Submitted to: AGRI GENE
Publication Type: Peer Reviewed Journal
Publication Acceptance Date: 3/20/2019
Publication Date: 3/21/2019
Citation: Dowd, P.F., Johnson, E.T. 2019. Enhanced insect and fungal resistance of maize callus transgenically expressing a maize E2F regulatory gene. AGRI GENE. 12:100086. https://doi.org/10.1016/j.aggene.2019.100086.
DOI: https://doi.org/10.1016/j.aggene.2019.100086

Interpretive Summary: Insects and disease greatly reduce corn yields. Corn ear molds can produce toxins harmful to people and animals, causing hundreds of millions of dollars in losses in the U.S. alone. Plant resistance is an economical means to reduce corn ear damage caused by insects and corn ear molds, but there continues to be a need to determine what genes are involved in producing resistance. A gene isolated from a chromosome region that was previously associated with ear rot resistance was evaluated for its resistance role. The gene had a postulated role as a repressing regulatory protein. When introduced into corn cells, cell clumps that had the gene reduced growth of maize pest caterpillars and representative ear rot fungi compared to cell clumps that did not contain the gene. Analysis of the cell clumps that were active against insects and fungi indicated differences in protein presence supported a regulatory repressing role of the gene. This knowledge can be used to guide breeding for insect and ear rot resistance in crop plants, thereby enhancing yield, quality and safety.
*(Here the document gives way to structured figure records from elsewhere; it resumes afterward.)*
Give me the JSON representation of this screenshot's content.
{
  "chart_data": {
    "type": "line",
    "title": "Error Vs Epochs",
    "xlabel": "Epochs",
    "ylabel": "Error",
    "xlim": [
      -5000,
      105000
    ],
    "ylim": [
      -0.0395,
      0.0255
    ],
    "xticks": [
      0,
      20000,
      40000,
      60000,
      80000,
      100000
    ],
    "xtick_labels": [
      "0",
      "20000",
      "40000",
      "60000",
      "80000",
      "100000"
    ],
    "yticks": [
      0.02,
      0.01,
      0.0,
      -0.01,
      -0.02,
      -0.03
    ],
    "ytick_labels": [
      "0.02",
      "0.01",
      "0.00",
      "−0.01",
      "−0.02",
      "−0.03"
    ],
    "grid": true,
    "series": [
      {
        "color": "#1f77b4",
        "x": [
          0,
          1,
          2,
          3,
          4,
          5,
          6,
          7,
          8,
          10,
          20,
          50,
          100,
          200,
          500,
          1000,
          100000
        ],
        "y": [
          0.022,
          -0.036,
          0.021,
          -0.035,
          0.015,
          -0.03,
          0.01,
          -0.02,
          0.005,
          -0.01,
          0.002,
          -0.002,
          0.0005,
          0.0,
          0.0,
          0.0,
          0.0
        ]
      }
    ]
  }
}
Technical Abstract: A maize gene coding for an E2F regulatory protein located in a quantitative trait locus (QTL) for Fusarium ear rot resistance was cloned and transgenically introduced into maize callus. Several of the transformants were more resistant to feeding by corn earworms and fall armyworms, and retarded growth of Fusarium proliferatum compared to GUS control transformants. More effective transformants contained higher levels of E2F product than GUS controls as indicated by antibody detection. Increased and decreased levels of regulated proteins were noted in E2F overexpressing compared to GUS expressing control transformants. These differentially produced proteins were previously reported to be interactors with the E2F protein, suggesting E2F is affecting the production of these proteins. Other proteins coded for by genes reported to interact with the relevant E2F protein and associated phenotypic effects that could be promoting resistance include those that would increase cell resistance to water stress, increase the presence of reactive oxygen species, and increase the density of indigestible components. Although the full complex of responsible proteins regulated by the E2F examined that promote resistance to insects and fungi remains to be determined, overproduction of the E2F in transgenic callus enhances resistance to some maize insect and fungal pests.